12/02/2024 16:39

Dosa si gode la sua Fenice: "Riscontri positivi sul territorio. Il 2-2 di Teramo? Una spinta in più"

Il futsal avezzanese ha trovato un importante testimonial agonistico nella società La Fenice, che ha avuto nel presidente Pietro Dosa il suo ispiratore e anche il suo fondatore. E’ stato lui a gettare le basi dell’attività nel 2011: un percorso avvincente, condito da un riscontro crescente confortato anche dai risultati in campo agonistico. La prima squadra nel campionato regionale di Serie C1 maschile, tra l’altro reduce dal pareggio sul campo della capolista Lisciani; attività giovanile e da poco l'apertura anche al femminile: l’offerta sportiva de La Fenice, insomma, è ben strutturata e possiamo dire anche poliedrica. 


Ma che tipo di riscontri sta ottenendo la vostra proposta sportiva sulla piazza di Avezzano e anche del comprensorio marsicano?


“Devo dire che stiamo avendo un riscontro molto positivo con le nostre tre squadre, ossia la C1 e l’Under 19 maschile e la squadra femminile di Serie C, le quali, nonostante si confrontino con avversarie attrezzate e formate per fare il salto di categoria, riescono a farsi valere e la cosa ci fa estremamente piacere. Il fatto di attingere con la prima squadra nella nostra Under 19 sicuramente ci contraddistingue come società e ci rende particolarmente orgogliosi, perché avere quattro, cinque giocatori nati e formati nel nostro settore giovanile non è da tutti ai nostri livello in campo regionale. Questo ci espone sicuramente a molti rischi ma ci permette di lavorare a progetti a medio e lungo termine, sicuramente strutturati e più solidi, evitando di cadere nella tentazione di puntare ad obiettivi vicini ma di durata breve. Siamo certi, e io in primis, che questa sia la strada giusta”.


La prima squadra nelle ultime stagioni è cresciuta e soprattutto quest'anno punta ad entrare nel novero delle partecipanti ai playoff.
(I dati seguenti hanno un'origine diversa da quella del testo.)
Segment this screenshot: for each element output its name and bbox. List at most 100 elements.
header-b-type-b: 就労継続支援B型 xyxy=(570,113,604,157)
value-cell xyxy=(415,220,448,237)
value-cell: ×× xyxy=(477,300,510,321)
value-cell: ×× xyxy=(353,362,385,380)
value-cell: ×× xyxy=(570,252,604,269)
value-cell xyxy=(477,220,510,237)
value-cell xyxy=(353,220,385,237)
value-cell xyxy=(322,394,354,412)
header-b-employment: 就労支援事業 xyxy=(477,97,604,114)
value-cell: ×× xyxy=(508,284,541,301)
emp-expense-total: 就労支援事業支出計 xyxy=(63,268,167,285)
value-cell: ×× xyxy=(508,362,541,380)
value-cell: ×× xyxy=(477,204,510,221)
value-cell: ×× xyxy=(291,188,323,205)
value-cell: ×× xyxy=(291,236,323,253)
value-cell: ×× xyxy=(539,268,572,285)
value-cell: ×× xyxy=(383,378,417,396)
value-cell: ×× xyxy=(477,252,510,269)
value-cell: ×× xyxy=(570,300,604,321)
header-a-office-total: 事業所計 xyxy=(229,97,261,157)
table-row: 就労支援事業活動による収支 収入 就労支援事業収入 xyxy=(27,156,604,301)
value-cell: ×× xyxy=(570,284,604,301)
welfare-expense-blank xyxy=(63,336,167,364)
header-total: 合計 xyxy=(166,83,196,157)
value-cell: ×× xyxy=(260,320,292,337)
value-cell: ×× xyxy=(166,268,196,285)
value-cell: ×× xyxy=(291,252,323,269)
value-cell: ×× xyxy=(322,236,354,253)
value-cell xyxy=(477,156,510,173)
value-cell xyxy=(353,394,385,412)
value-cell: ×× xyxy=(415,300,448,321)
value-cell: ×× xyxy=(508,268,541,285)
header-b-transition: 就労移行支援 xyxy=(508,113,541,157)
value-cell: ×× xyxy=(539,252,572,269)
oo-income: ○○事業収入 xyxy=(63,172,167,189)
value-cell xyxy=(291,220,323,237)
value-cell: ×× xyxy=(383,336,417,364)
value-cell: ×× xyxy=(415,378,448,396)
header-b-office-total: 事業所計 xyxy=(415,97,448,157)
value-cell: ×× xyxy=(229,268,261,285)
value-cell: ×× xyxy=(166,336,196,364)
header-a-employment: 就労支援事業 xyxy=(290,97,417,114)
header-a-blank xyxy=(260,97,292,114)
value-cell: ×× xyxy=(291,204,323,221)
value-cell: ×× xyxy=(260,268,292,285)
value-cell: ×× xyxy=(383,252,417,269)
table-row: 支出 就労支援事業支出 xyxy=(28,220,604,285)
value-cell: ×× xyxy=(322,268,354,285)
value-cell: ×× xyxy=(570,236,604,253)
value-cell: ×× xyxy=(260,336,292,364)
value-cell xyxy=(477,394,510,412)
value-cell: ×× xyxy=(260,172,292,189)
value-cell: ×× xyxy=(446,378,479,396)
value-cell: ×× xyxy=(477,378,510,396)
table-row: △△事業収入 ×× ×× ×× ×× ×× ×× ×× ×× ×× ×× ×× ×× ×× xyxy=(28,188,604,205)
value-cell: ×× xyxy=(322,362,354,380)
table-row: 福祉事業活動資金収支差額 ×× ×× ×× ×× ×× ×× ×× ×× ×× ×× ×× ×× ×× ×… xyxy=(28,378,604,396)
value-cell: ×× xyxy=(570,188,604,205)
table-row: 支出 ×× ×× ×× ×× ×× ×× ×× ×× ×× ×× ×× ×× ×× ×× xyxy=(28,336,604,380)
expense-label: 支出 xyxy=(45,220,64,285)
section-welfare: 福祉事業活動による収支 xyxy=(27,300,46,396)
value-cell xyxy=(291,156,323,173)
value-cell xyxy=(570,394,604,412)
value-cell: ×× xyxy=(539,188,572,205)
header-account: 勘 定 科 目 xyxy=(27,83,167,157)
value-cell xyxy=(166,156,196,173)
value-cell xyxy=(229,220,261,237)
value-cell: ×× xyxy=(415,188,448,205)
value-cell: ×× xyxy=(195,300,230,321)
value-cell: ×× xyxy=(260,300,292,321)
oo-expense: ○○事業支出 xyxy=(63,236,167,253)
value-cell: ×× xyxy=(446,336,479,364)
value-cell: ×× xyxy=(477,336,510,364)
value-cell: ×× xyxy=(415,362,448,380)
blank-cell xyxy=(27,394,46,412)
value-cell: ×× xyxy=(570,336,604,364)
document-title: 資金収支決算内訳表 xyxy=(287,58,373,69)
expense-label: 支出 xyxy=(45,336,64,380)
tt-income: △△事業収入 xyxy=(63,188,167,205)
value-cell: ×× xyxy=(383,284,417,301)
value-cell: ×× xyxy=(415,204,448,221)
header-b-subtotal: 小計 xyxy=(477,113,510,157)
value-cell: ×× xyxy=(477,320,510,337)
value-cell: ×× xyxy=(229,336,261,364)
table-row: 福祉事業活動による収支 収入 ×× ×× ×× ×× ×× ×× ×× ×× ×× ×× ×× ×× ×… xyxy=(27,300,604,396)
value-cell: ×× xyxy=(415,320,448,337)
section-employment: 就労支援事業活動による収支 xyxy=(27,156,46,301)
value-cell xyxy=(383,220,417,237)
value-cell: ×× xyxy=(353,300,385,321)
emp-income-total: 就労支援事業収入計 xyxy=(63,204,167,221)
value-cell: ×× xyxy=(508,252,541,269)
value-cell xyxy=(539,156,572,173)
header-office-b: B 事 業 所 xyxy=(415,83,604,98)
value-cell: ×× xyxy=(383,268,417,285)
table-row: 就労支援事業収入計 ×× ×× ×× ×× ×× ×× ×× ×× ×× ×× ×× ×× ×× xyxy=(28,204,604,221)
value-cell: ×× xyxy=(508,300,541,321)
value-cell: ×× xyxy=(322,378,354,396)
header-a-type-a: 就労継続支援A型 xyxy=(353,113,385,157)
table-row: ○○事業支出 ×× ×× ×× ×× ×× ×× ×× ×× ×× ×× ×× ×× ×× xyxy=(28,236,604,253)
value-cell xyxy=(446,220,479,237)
Intanto ha raggiunto il traguardo delle semifinali dell’ultima Final Eight di Coppa Italia, che rappresentano un punto d’approdo decisamente importante e anche capace di stimolare i giocatori per raggiungere gli obiettivi prefissati. Ne è la conferma il pareggio di sabato scorso sul campo della Lisciani Teramo, risultato che ha portato una ventata di rinnovato entusiasmo.
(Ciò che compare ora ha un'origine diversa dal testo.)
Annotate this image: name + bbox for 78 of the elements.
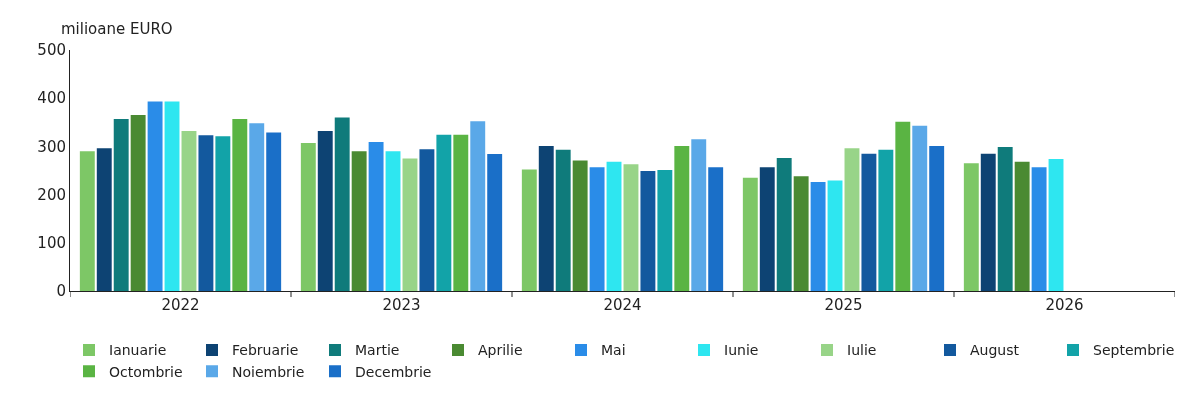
bar bbox=[708, 167, 724, 291]
x-tick-label: 2025 bbox=[824, 296, 863, 314]
bar bbox=[130, 115, 146, 291]
bar bbox=[487, 154, 503, 291]
bar bbox=[997, 146, 1013, 291]
bar bbox=[351, 151, 367, 291]
bar bbox=[640, 170, 656, 291]
bar bbox=[317, 130, 333, 291]
bar bbox=[1031, 167, 1047, 291]
legend-label: August bbox=[970, 342, 1020, 359]
bar bbox=[895, 121, 911, 291]
bar bbox=[113, 118, 129, 291]
legend-label: Octombrie bbox=[109, 363, 183, 380]
bar bbox=[963, 163, 979, 291]
y-axis-title: milioane EURO bbox=[61, 20, 173, 38]
bar bbox=[538, 145, 554, 291]
bar bbox=[572, 160, 588, 291]
bar bbox=[453, 134, 469, 291]
bar bbox=[368, 142, 384, 291]
bar bbox=[181, 130, 197, 291]
x-tick-label: 2026 bbox=[1045, 296, 1084, 314]
x-tick-label: 2024 bbox=[603, 296, 642, 314]
bar bbox=[861, 153, 877, 291]
legend-label: Decembrie bbox=[355, 363, 432, 380]
bar bbox=[198, 135, 214, 291]
bar bbox=[691, 139, 707, 291]
bar bbox=[776, 157, 792, 291]
legend-label: Iunie bbox=[724, 342, 759, 359]
bar bbox=[164, 101, 180, 291]
bar bbox=[827, 180, 843, 291]
y-tick-label: 200 bbox=[37, 185, 66, 204]
legend-label: Mai bbox=[601, 342, 626, 359]
bar bbox=[742, 177, 758, 291]
legend-label: Noiembrie bbox=[232, 363, 305, 380]
bar bbox=[300, 143, 316, 291]
x-tick-label: 2022 bbox=[161, 296, 200, 314]
bar bbox=[759, 167, 775, 291]
y-tick-label: 400 bbox=[37, 89, 66, 108]
bar bbox=[810, 182, 826, 291]
legend-label: Septembrie bbox=[1093, 342, 1175, 359]
bar bbox=[589, 167, 605, 291]
legend-label: Aprilie bbox=[478, 342, 523, 359]
bar bbox=[1048, 158, 1064, 291]
bar bbox=[215, 136, 231, 291]
bar bbox=[657, 170, 673, 291]
bar bbox=[436, 134, 452, 291]
bar bbox=[623, 164, 639, 291]
bar bbox=[555, 149, 571, 291]
y-tick-label: 100 bbox=[37, 234, 66, 253]
bar bbox=[385, 151, 401, 291]
bar bbox=[334, 117, 350, 291]
bar bbox=[266, 132, 282, 291]
bar bbox=[521, 169, 537, 291]
bar bbox=[844, 148, 860, 291]
bar bbox=[249, 123, 265, 291]
y-tick-label: 0 bbox=[56, 282, 66, 301]
legend-label: Ianuarie bbox=[109, 342, 167, 359]
bar bbox=[1014, 161, 1030, 291]
legend-label: Februarie bbox=[232, 342, 299, 359]
bar bbox=[79, 151, 95, 291]
bar bbox=[470, 121, 486, 291]
bar bbox=[980, 153, 996, 291]
y-tick-label: 500 bbox=[37, 41, 66, 60]
bar bbox=[912, 125, 928, 291]
legend-label: Iulie bbox=[847, 342, 877, 359]
bar bbox=[419, 149, 435, 291]
legend-label: Martie bbox=[355, 342, 400, 359]
bar bbox=[793, 176, 809, 291]
bar bbox=[929, 145, 945, 291]
bar bbox=[674, 145, 690, 291]
bar bbox=[232, 118, 248, 291]
bar bbox=[878, 149, 894, 291]
bar bbox=[606, 161, 622, 291]
y-tick-label: 300 bbox=[37, 137, 66, 156]
bar bbox=[147, 101, 163, 291]
x-tick-label: 2023 bbox=[382, 296, 421, 314]
bar bbox=[96, 148, 112, 291]
bar bbox=[402, 158, 418, 291]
“Certamente la partecipazione alle Final Eight ci ha dato la possibilità di dimostrare il nostro valore rendendo ben chiaro il fatto che non dobbiamo aver paura di nessuno: una presenza che ha dato delle certezze in più e soprattutto grande carica ai nostri ragazzi per affrontare il girone di ritorno. Il 2-2 di Teramo stato un pareggio molto importante, perchè andare in casa della prima in classifica con sole sette persone in distinta, con ragazzi che di fatto non avevano mai giocato e con un solo cambio effettivo, è sicuramente un messaggio positivo per tutto l’ambiente. Non avere a disposizione quattro titolari ha fatto si che chi è sceso in campo abbia dato non il cento per cento ma secondo me anche il doppio e questo ci fa ben sperare per il prosieguo del campionato. E’ vero, i playoff stanno ancora a una distanza importante, però La Fenice non butta la spugna e ci proverà fino alla fine, questo è poco ma sicuro”.